In the lightless pressure of the primordial ocean, near hydrothermal vents billowing with minerals, the building blocks of biology first stirred to life. Over eons, some creatures began to push beyond the waves. Fins became limbs, and gills gave way to lungs.
Meanwhile, through a slow and delicate alchemy of the seabed, apple-sized clusters full of cobalt, nickel, copper, and manganese began to take form. As megaannum passed, the nodules grew an average of just 1–2 millimeters per million years while life on Earth bloomed, diverged, and evolved around them.
On land, an upright ape emerged, and eventually returned to the waters from which it came, crafting tools, naming stars, and sailing toward horizons. It voyaged across oceans, gave names to those oceans, and mapped their tides and surfaces with awe.
Today, that innovative postural species has returned to the ocean’s cradle in pursuit of its metals. Emboldened by President Donald Trump, mining companies are now seeking permission to extract from thousands of square kilometers of the seafloor. In doing so, they’re bypassing global decision-making bodies that have protected the oceans for decades.
In April, Trump signed an executive order pushing federal agencies to fast-track domestic deep-sea mining, sparking alarm among scientists and diplomats. No commercial-scale deep-sea mining has ever taken place, and although some scientists argue that deep-sea resources could help meet the world’s urgent demand for the critical minerals required for a greener planet, others view it as a sidestep of global consensus and cooperative governance. There’s no telling what the environmental cost could be. With less than 0.001% of the deep sea floor explored, an area approximately the size of Rhode Island, critics warn that decisions to excavate the benthos are premature.

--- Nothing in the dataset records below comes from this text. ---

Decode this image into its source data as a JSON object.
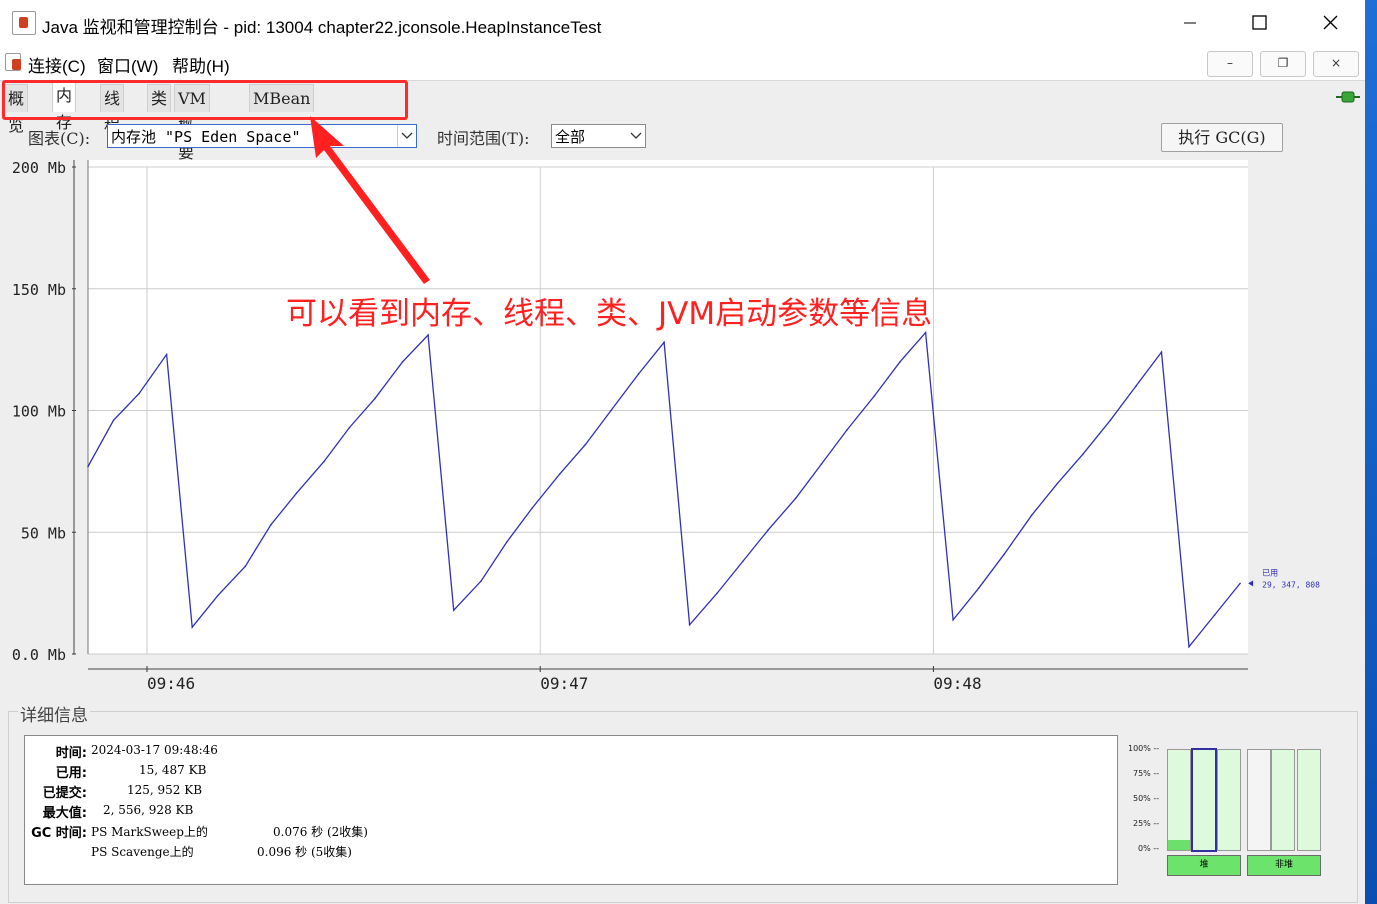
{
  "window": {
    "title": "Java 监视和管理控制台 - pid: 13004 chapter22.jconsole.HeapInstanceTest"
  },
  "menu": {
    "items": [
      "连接(C)",
      "窗口(W)",
      "帮助(H)"
    ],
    "min": "–",
    "restore": "❐",
    "close": "×"
  },
  "tabs": [
    "概览",
    "内存",
    "线程",
    "类",
    "VM 概要",
    "MBean"
  ],
  "toolbar": {
    "chart_label": "图表(C):",
    "chart_value": "内存池 \"PS Eden Space\"",
    "range_label": "时间范围(T):",
    "range_value": "全部",
    "gc_button": "执行 GC(G)"
  },
  "annotation": "可以看到内存、线程、类、JVM启动参数等信息",
  "chart_data": {
    "type": "line",
    "ylim": [
      0,
      200
    ],
    "yticks": [
      "0.0 Mb",
      "50 Mb",
      "100 Mb",
      "150 Mb",
      "200 Mb"
    ],
    "ytick_values": [
      0,
      50,
      100,
      150,
      200
    ],
    "xticks": [
      "09:46",
      "09:47",
      "09:48"
    ],
    "xtick_values": [
      0.3,
      2.3,
      4.3
    ],
    "xlim": [
      0,
      5.9
    ],
    "grid": true,
    "series": [
      {
        "color": "#3030b8",
        "x": [
          0,
          0.13,
          0.26,
          0.4,
          0.53,
          0.66,
          0.8,
          0.93,
          1.06,
          1.2,
          1.33,
          1.46,
          1.6,
          1.73,
          1.86,
          2.0,
          2.13,
          2.26,
          2.4,
          2.53,
          2.66,
          2.8,
          2.93,
          3.06,
          3.2,
          3.33,
          3.46,
          3.6,
          3.73,
          3.86,
          4.0,
          4.13,
          4.26,
          4.4,
          4.53,
          4.66,
          4.8,
          4.93,
          5.06,
          5.2,
          5.33,
          5.46,
          5.6,
          5.73,
          5.86
        ],
        "y": [
          77,
          96,
          107,
          123,
          11,
          24,
          36,
          53,
          66,
          79,
          93,
          105,
          120,
          131,
          18,
          30,
          46,
          60,
          74,
          86,
          100,
          115,
          128,
          12,
          25,
          38,
          51,
          64,
          78,
          92,
          106,
          120,
          132,
          14,
          27,
          41,
          57,
          70,
          82,
          96,
          110,
          124,
          3,
          16,
          29
        ]
      }
    ],
    "end_label": "已用",
    "end_value": "29, 347, 808"
  },
  "details": {
    "title": "详细信息",
    "rows": [
      {
        "key": "时间:",
        "value": "2024-03-17 09:48:46"
      },
      {
        "key": "已用:",
        "value": "15, 487 KB"
      },
      {
        "key": "已提交:",
        "value": "125, 952 KB"
      },
      {
        "key": "最大值:",
        "value": "2, 556, 928 KB"
      },
      {
        "key": "GC 时间:",
        "value": "PS MarkSweep上的"
      }
    ],
    "gc1_time": "0.076 秒 (2收集)",
    "gc2_name": "PS Scavenge上的",
    "gc2_time": "0.096 秒 (5收集)"
  },
  "usage_bars": {
    "ticks": [
      "100% --",
      "75% --",
      "50% --",
      "25% --",
      "0% --"
    ],
    "heap_label": "堆",
    "nonheap_label": "非堆",
    "heap_levels": [
      0.1,
      0.0,
      0.0
    ],
    "nonheap_levels": [
      0.0,
      0.0,
      0.0
    ]
  }
}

“The gist is that we really don’t know anything about the deep sea yet,” said Jamie Goncalves, a marine biologist with the conservation group, SeaLegacy. “It’s super risky, and we really don’t know what’s going to come of it if we start tearing apart this ecosystem.”
In 1982, global leaders gathered in Montego Bay, Jamaica to sign the United Nations Convention on the Law of the Sea. The ambitious document established rules for everything from fishing rights to territorial waters, and, crucially, the governance of the deep seafloor. It recognized that the ocean’s vast, mineral-rich abyss beyond national jurisdictions belonged not to any one country but to all of humanity. The seabed, as well as its resources, it declared, is “the common heritage of mankind, the exploration and exploitation of which shall be carried out for the benefit of mankind as a whole, irrespective of the geographical location.”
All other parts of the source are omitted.